Respecto del citado fideicomiso, el Órgano Contralor ha emitido, por ejemplo, el criterio FOE-AM-0434 del 22 de setiembre del 2003; en FOE-AM-62 del 13 de febrero del 2002 y DAGJ-1264-2006 del 1° de agosto del 2006 se emiten consideraciones acerca de la constitución y operación del Fideicomiso de Áreas Protegidas (artículo 36 de la Ley de Biodiversidad); en el FOE- AM-159 del 29 de abril del 2002 se pronuncia sobre los servicios a los usuarios de las áreas silvestres protegidas a cargo de las Áreas de Conservación del SINAC; en el FOE-AM-593 del 19 de octubre del 2005 rinde criterio sobre la prestación de servicios no esenciales y la construcción y operación de instalaciones en áreas silvestres y el FOE-AM-628 del 31 de agosto del 2006 contiene un estudio jurídico acerca de las donaciones en beneficio de las áreas silvestres protegidas estatales.
Atentamente,
M. Sc. Susana Fallas Cubero Procuradora Adjunta.

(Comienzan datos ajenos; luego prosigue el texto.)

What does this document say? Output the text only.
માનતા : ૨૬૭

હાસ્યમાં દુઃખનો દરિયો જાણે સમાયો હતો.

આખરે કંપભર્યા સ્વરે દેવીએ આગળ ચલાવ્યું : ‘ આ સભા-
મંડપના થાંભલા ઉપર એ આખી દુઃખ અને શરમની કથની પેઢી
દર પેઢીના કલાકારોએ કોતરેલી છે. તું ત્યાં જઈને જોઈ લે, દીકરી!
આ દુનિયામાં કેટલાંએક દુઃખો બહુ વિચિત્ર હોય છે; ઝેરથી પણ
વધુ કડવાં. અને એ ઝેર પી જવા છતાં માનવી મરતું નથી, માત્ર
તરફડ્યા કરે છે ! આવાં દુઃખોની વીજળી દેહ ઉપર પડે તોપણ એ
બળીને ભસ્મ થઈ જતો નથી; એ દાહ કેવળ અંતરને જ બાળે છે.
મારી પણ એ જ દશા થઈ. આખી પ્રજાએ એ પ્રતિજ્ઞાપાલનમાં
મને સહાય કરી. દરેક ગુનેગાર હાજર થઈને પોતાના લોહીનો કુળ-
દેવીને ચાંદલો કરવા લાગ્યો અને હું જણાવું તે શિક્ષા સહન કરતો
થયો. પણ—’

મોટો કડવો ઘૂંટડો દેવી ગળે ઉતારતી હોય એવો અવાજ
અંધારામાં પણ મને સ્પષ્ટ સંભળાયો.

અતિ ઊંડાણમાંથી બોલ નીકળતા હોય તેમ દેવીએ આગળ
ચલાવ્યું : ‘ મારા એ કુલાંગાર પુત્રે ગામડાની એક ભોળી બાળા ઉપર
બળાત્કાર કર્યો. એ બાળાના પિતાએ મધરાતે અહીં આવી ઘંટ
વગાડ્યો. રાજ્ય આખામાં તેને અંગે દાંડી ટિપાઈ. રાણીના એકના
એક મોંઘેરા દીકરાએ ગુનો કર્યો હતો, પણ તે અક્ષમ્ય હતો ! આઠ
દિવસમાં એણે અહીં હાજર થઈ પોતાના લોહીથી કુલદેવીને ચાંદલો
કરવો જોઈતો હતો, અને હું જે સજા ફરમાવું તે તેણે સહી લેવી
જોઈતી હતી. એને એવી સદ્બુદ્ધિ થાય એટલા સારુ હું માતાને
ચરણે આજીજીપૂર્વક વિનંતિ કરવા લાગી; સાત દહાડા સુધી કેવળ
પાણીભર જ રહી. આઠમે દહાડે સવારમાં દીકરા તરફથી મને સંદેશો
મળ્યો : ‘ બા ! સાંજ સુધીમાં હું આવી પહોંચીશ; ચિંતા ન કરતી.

[1] Martín Mateo, Ramón. Tratado de Derecho Ambiental, vol. III, Trivium, Madrid, 1997, pp. 313 y 314; y Martín Mateo, Ramón. “ La Protección de la Fauna y la Flora”, Revista Vasca de Administración Pública, núm. 41, 1995, pp. 655 y 659.
[2] Anglada Gotor, Santiago. “Criterios para una ley básica de protección de la naturaleza: régimen de los espacios naturales protegidos”, Revista de Derecho Urbanístico, núm. 92, 1985, p. 82.
[3] Anglada Gotor, Santiago. Op. cit., pp. 81 y 82.
[4] García Víquez, Randall. Biología de la conservación: conceptos y prácticas, Instituto Nacional de Biodiversidad, Heredia, 2002, pp. 13, 14 y 77. Este autor indica que la agrupación de las áreas silvestres protegidas en categorías de manejo responde a la diversidad de objetivos para los cuales se establecen esas áreas y la variedad de recursos naturales, así como de las posibles acciones que se requieren para lograr su conservación.
[5] Miller, Kenton. Planificación de Parques Nacionales para el Ecodesarrollo en Latinoamérica. Editorial Universidad Estatal a Distancia, UNED, San José, 1990, pp. 22 y 23.
[6] Ibídem, p. 23.
[7] Salazar Cambronero, Ligia Roxana. Legislación y Ecología en Costa Rica, Asociación Libro Libre, San José, 1991, p.175.
[8] García Víquez, Randall. Op. cit., p. 80.
[9] UICN. Directrices para las Categorías de Manejo de Áreas Protegidas, Centro de Parques Nacionales y Áreas Protegidas (CPNAP) - Centro Mundial de Monitoreo de la Conservación (WCMC), UICN, Cambridge, 1994, p.186.
[10] López Ramón, Fernando. “Introducción al régimen jurídico de los espacios naturales protegidos”, en Régimen Jurídico de los espacios naturales protegidos, LÓPEZ RAMÓN, Fernando (ed.), Kronos, Zaragoza, 1995, La conservación de la naturaleza: los espacios naturales protegidos, Publicaciones del Real Colegio de España, Bolonia, 1980, pp. 22 y 23 y López Ramón, Fernando. Principios de Derecho Forestal, Aranzadi, Navarra, 2002, p.126.